To provide a new way of thinking about developer productivity, we introduced the SPACE framework for software developer productivity. SPACE captures five unique dimensions giving us a more complete picture of what developer productivity looks like. The dimensions are satisfaction and wellbeing, performance, activity, communication and collaboration, and efficiency and flow. A key point of SPACE is to think about productivity beyond one dimension. We recommend covering at least three of the five dimensions. Another key point of SPACE is that there are different lenses of productivity: individuals, people who work together (the team or group), and end-to-end work (the overall system). Each of these lenses may have different productivity measurements in the SPACE universe.
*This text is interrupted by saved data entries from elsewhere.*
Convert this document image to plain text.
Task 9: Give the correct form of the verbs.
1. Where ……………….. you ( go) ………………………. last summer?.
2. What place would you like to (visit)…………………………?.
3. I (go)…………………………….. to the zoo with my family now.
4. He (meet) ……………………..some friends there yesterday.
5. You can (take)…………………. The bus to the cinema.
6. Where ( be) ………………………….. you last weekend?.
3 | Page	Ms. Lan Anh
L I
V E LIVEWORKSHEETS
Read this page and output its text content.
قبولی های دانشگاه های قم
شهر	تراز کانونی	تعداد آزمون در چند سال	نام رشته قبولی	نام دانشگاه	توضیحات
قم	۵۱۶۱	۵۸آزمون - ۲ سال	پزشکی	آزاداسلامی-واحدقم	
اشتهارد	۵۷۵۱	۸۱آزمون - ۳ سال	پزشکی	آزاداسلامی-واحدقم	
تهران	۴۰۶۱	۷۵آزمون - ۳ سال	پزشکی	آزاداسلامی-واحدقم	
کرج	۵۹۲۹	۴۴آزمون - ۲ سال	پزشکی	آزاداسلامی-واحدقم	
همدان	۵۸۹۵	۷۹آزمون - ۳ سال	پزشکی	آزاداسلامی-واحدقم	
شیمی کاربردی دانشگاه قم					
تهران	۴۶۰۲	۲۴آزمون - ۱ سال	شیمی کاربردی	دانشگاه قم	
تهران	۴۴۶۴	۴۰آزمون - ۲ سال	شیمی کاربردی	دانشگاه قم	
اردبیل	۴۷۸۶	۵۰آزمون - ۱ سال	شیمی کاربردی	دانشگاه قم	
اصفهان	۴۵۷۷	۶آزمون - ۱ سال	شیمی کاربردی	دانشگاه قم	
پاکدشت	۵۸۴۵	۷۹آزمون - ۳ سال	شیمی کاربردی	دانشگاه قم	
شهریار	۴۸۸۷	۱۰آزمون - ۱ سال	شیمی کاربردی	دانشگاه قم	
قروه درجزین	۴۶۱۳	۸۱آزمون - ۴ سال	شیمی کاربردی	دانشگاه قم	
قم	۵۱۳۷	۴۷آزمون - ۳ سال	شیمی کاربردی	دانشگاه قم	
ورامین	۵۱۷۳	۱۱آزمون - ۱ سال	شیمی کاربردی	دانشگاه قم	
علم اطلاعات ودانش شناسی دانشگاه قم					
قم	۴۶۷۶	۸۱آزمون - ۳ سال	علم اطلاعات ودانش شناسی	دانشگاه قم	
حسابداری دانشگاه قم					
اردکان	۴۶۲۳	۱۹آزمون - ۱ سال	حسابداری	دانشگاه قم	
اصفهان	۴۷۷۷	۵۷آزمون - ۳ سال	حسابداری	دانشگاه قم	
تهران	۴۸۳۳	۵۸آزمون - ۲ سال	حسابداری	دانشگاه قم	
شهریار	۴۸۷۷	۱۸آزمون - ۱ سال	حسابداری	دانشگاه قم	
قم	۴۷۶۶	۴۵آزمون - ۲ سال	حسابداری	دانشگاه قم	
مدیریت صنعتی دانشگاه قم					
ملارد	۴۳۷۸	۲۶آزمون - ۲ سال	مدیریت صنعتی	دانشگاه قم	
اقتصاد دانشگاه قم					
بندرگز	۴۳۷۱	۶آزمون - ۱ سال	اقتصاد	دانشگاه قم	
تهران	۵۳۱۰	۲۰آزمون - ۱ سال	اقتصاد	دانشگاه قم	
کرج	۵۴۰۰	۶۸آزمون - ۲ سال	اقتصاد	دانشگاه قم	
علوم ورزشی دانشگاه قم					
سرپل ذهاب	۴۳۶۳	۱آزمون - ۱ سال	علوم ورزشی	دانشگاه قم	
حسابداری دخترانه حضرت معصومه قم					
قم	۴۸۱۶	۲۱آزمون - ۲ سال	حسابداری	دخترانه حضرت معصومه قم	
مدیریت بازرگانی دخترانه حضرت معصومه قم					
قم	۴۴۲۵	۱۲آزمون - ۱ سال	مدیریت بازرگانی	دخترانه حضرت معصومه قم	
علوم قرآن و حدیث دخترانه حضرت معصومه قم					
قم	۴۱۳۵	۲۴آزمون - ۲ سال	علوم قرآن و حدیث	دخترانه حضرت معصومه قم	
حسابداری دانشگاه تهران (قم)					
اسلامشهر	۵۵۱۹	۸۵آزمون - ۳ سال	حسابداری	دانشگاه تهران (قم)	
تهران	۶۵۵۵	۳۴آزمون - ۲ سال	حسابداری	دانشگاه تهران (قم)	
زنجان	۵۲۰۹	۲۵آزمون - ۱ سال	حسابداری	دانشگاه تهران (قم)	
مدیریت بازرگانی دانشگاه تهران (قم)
In a recent issue of ACM Transactions on Software Engineering and Methodology (TOSEM), you and your co-authors examined the impact of software engineers working from home due to the COVID-19 pandemic. What is an important takeaway from this research that will impact the field going forward?
Working from home has affected software engineers very individually. We observed a “Tale of Two Cities” effect in which many employees reported that their personal productivity had not changed or had even improved. However, a substantial portion of employees (32–38%) reported being less productive. This was because of a dichotomy in developer experiences. For example, being close to family was a benefit for some but a challenge for others due to interruptions. Our group also investigated how working from home affected the productivity of software teams and what strategies teams used for remote onboarding of new software developers at Microsoft. Hundreds of researchers across Microsoft, LinkedIn, and GitHub came together to study the new future of work and just recently published their findings in the 2022 Microsoft New Future of Work Report.
An important takeaway from the work in our group is the importance of wellbeing and work-life balance for employees. We've already seen many companies improve their wellness programs. Going forward, we will see much more flexibility in the workspace. Software engineers will want to work anywhere with anyone at any time on any device.
Thomas Zimmermann is a Senior Principal Researcher in the Productivity and Intelligence and Software Analysis and Intelligence groups at Microsoft Research. His research interests include software engineering, data science, and recommender systems. He is known for the systematic mining of software data to build tools to increase productivity of software engineers and managers.
Zimmermann is the Chair of the ACM Special Interest Group on Software Engineering (SIGSOFT). He has received numerous awards, including seven Ten Year Most Influential Paper awards at various conferences as well as five SIGSOFT Distinguished Paper Awards. He was recently named an ACM Fellow for contributions to mining software repositories and defect prediction.